Binomial Distribution:

Binomial Distribution is a discrete probability distribution that deals with the number of successes in a fixed number of independent trials [1]. It is usually denoted as B(n, p), where n is the number of trials and p is the probability of success in each trial.

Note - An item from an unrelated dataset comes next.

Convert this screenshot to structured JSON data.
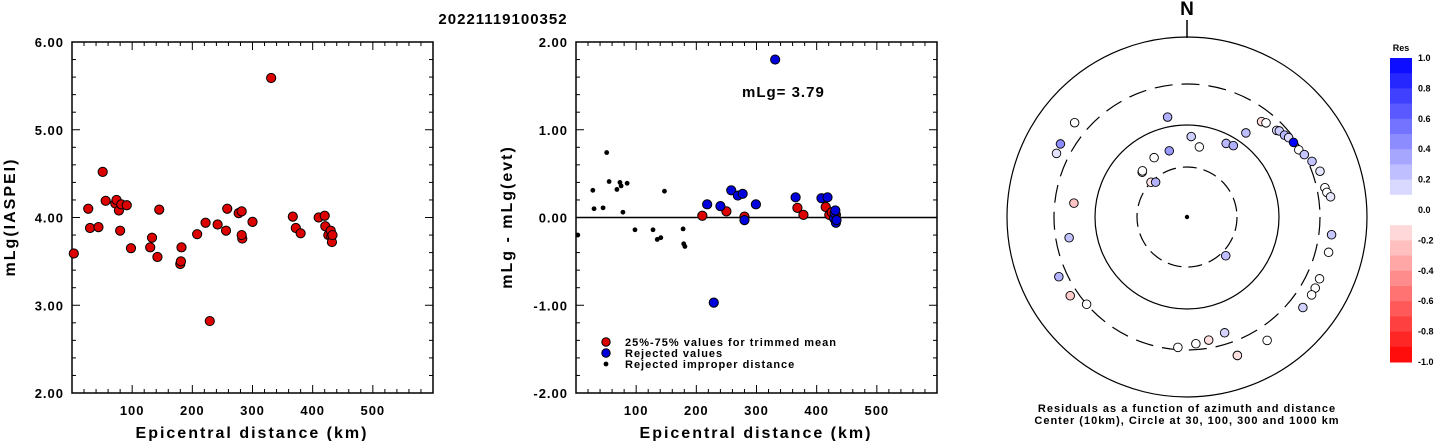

Mean and Standard Deviation of Binomial Distribution:

Mean and Standard Deviation of Binomial Distribution can be calculated using the following formulas [2]:

Mean (μ) = np

Standard Deviation (σ) = √(npq)

where q = 1 - p

Solution:

Given, Mean (μ) = 20, Standard Deviation (σ) = 4

To find q, we need to use the formula of Standard Deviation of Binomial Distribution:

σ = √(npq)

Squaring both sides, we get:

σ^2 = npq

Substituting the given values, we get:

4^2 = 20q(1 - q)

16 = 20q - 20q^2

20q^2 - 20q + 16 = 0

Dividing both sides by 4, we get:

5q^2 - 5q + 4 = 0

Using the quadratic formula, we get:

q = [5 ± √(5^2 - 4*5*4)]/(2*5)

q = [5 ± √(25 - 80)]/10

q = [5 ± √(-55)]/10

As q has to be between 0 and 1, and we can't take the square root of a negative number, we discard the negative solution.

q = [5 + √(-55)]/10

q = [5 + i√55]/10

where i is the imaginary unit (√-1)

Therefore, q is equal to 4/5 (Option D).

Conclusion:

Binomial Distribution is a useful tool in probability and statistics, which helps in calculating the number of successes in a fixed number of independent trials. The mean and standard deviation of binomial distribution can be calculated using the appropriate formulas. In this question, we used the standard deviation formula to find q, and after discarding the negative solution, we arrived at the correct answer of q = 4/5.